In primis vengono messi in evidenza i "punti freddi notevoli" che sono tre: "Il Bus de Vela, come tutte le forre, custodisce una inversione termica comunque notevole (+12.6°). C'è poi il tratto fra Vigolo Baselga e Vezzano, ombreggiato dal Bondone (+13.8°). Un punto che spesso è il 'limite' fra neve e pioggia in occasioni di nevicate a bassa quota, con Vezzano sotto la pioggia e la zona del Vecchio Mulino già nella neve, con il Bondone che ripara il tratto peraltro anche dai venti miti da sud.
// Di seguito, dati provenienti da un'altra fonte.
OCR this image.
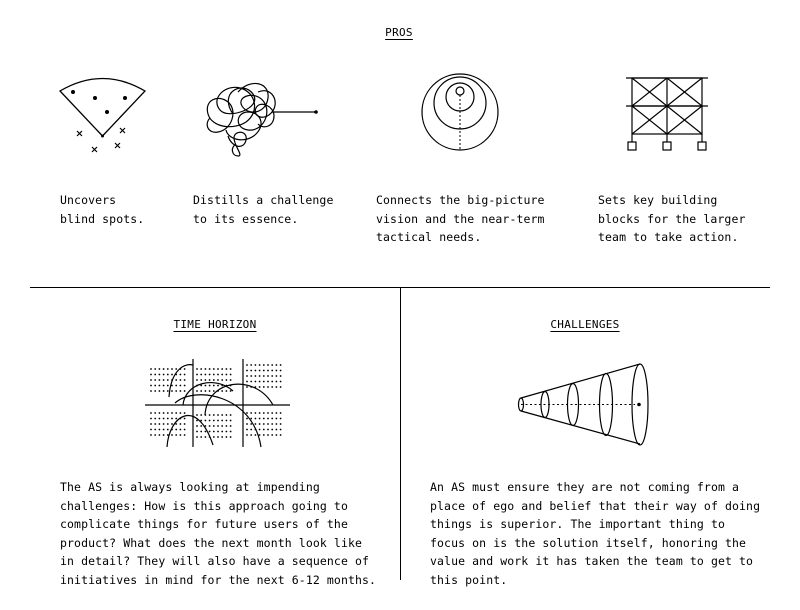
PROS
Uncovers
blind spots.
Distills a challenge
to its essence.
Connects the big-picture
vision and the near-term
tactical needs.
Sets key building
blocks for the larger
team to take action.
TIME HORIZON
The AS is always looking at impending
challenges: How is this approach going to
complicate things for future users of the
product? What does the next month look like
in detail? They will also have a sequence of
initiatives in mind for the next 6-12 months.
CHALLENGES
An AS must ensure they are not coming from a
place of ego and belief that their way of doing
things is superior. The important thing to
focus on is the solution itself, honoring the
value and work it has taken the team to get to
this point.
C'è poi il Bacino di Ponte Pià (+10.8°) noto per la galaverna e che anche in pieno giorno custodisce la propria massa d'aria fredda grazie all'ombra".
A regalare qualche sorpresa, nel percorso, sono stati anche i punti caldi.
"Padergnone (+20.8°) e Sarche (+21.1°) sono le località più calde del giro – conferma Poletti – più della Val d'Adige che sarebbe più bassa di quota, ma Trento è ombreggiata dal Bondone già da inizio pomeriggio".
Il motivo del clima speciale di Santa Massenza e di Toblino, specifica l'ingegnere ambientale, in generale è legato alla compressione del vento di caduta da nord da Terlago/Lamar e, di notte, al frequente vento in uscita dal Limarò, con un fitto bosco di lecci lungo la strada che testimonia la costante mitezza della zona.
"Stupiscono invece per temperatura Ponte Arche (+19.6°), mite quanto Trento nonostante la maggior quota probabilmente per qualche effetto di compressione da vento di caduta – conclude Giacomo Poletti – o più probabilmente per il sole ancora presente, così come sul versante fra Sesena e Preore (+19.4°), sotto i raggi prima del tramonto. Molto mite anche la Rendena a Spiazzo (+18.8°), anch'essa ben illuminata dai raggi solari da Sud/Ovest del primo pomeriggio".